A la question « pourquoi venir en cours en portant un tel message », un élève de 1ere du lycée Guy de Maupassant à Colombes me répond : «  c'est un T-Shirt comme les autres, c'est juste la phrase d'un rappeur que vous ne connaissez pas, c'est drôle ». Deux éléments à relever : « c'est drôle » d'abord  ; le ton ironique de la formule est certain mais le contexte social français tendu sur le thème de l'identité nationale et de l'Islam, ne permettent pas cette seule lecture.  Sur les trois jeunes que j'ai pu remarquer avec ce T-Shirt dans l'enceinte scolaire, d'aucuns se disent musulmans.  Mais cela traduit une manifestation identitaire qui dépasse le cadre religieux. En réalité, la culture arabo-musulmane en milieu occidental, est aussi en question ici.


Ensuite, on ne « connaîtrait pas » l’origine de ce T-Shirt car il serait question d’un rappeur écouté par une certaine tranche de la population française. Mais laquelle ? Ses auditeurs sont majoritairement des jeunes, généralement issus de l'immigration maghrébine et qui évoluent dans des milieux socio-économiques plutôt modestes, où l'islam demeure la religion majoritaire ; en clair, des « jeunes de banlieue ». Des jeunes au profil communautaire plutôt marqué, à qui le refrain de la chanson « Don't Panik » est directement adressé. 

Le succès de Médine reposerait sur la défense revendiquée d'un Islam modéré prônant par exemple l'égalité des hommes et des femmes, tout autant que le droit des boul'éhia (religieux musulman dont il fait partie) à porter une barbe. Il se pose en défenseur de l'islam contre tous les amalgames dont il pâtit en France. Médine combat les fausses images de l'Islam mais il renvoie lui-même une image monolithique et clichée du monde occidental qui ignorerait tout de l'Islam et de ses réalités, et pis, qu'il condamnerait a priori.
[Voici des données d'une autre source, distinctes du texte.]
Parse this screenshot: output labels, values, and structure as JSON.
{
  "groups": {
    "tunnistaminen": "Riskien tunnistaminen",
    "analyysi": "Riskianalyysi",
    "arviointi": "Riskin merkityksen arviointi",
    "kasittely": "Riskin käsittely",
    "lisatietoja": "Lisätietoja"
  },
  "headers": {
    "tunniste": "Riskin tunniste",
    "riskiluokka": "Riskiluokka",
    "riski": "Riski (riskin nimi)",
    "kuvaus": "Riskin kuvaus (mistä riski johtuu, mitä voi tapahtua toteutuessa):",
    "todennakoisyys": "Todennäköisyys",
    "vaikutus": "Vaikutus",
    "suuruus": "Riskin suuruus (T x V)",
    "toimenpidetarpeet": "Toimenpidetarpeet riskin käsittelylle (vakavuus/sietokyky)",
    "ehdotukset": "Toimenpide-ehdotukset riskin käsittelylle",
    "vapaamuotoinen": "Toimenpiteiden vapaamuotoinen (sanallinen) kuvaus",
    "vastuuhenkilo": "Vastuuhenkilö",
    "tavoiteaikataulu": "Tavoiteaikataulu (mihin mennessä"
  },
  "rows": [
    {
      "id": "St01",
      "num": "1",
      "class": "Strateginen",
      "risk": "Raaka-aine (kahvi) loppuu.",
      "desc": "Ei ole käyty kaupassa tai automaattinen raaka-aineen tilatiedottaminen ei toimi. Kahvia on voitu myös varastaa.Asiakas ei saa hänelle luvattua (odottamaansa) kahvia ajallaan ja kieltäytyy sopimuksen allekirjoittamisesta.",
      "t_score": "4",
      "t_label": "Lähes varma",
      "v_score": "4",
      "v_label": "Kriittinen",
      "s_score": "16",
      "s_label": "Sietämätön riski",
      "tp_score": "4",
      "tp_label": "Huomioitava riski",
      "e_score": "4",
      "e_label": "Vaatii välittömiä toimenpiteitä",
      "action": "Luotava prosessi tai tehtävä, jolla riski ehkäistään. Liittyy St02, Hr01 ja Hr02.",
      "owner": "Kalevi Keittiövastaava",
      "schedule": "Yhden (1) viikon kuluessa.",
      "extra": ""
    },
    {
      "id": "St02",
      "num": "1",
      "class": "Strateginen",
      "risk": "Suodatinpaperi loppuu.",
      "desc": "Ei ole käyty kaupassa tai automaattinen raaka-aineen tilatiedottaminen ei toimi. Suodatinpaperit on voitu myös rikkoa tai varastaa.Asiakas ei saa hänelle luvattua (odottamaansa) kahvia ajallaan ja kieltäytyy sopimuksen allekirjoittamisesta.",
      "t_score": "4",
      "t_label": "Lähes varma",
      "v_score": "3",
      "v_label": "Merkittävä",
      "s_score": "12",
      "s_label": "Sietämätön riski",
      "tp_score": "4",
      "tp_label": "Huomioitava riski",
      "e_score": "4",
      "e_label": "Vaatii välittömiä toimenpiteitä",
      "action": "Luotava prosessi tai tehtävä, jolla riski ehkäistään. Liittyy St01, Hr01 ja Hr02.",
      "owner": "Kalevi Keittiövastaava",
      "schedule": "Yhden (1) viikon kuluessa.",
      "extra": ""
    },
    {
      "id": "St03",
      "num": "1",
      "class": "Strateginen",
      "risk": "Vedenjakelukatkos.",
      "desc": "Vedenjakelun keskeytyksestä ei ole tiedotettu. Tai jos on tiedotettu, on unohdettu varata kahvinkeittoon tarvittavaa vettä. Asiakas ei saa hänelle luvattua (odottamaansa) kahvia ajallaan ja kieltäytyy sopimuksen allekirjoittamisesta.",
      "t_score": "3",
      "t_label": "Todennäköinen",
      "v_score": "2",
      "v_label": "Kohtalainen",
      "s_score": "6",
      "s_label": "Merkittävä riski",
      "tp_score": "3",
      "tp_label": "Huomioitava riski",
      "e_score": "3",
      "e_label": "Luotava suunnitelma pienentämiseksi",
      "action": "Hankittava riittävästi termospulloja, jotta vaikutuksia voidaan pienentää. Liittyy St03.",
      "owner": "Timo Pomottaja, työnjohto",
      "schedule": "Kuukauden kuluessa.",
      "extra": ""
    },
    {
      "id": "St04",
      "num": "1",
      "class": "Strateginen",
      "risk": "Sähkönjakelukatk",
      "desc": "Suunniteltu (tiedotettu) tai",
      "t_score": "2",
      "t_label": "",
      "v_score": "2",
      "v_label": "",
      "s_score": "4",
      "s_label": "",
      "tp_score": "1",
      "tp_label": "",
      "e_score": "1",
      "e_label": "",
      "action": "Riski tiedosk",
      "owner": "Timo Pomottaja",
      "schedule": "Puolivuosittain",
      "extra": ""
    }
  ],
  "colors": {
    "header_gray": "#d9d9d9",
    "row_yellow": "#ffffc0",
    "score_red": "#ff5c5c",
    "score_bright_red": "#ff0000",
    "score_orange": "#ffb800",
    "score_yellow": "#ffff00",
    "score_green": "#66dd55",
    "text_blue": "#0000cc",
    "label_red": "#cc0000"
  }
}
Aussi, il ne s'agit pas de douter de sa bonne foi, mais quand le chanteur débute son clip à l'Institut du Monde Arabe, il semble avoir oublié que les statuts juridiques de la fondation de droit privé à utilité publique ne mentionnent pas une mission de promotion de la religion musulmane… mais bien celle de la culture arabe et islamique. L'IMA reste une institution laïque. L'amalgame est manifeste, ici encore. Dans son texte, le rappeur attaque d'ailleurs le principe de laïcité avec force violence : « Libertine, laïcité, liberticide qui viole nos droits civiques sans préservatif ».

Il oppose donc clairement au principe de laïcité un Islam qu'il revendique sans amalgame. Médine a le droit de ne pas soutenir la laïcité mais elle demeure un principe aujourd'hui constitutionnel dont les applications concernent tous les Français, et en l’occurrence tous les usagers des services publics français. Les élèves en font partie. Porter un message qui s'oppose aux principes de l'autorité étatique est permis ; en revanche, commercialiser des messages qui vont être portés par des élèves dans un espace précisément protégé des revendications communautaires et identitaires, cela constitue un danger  pour nos valeurs républicaines.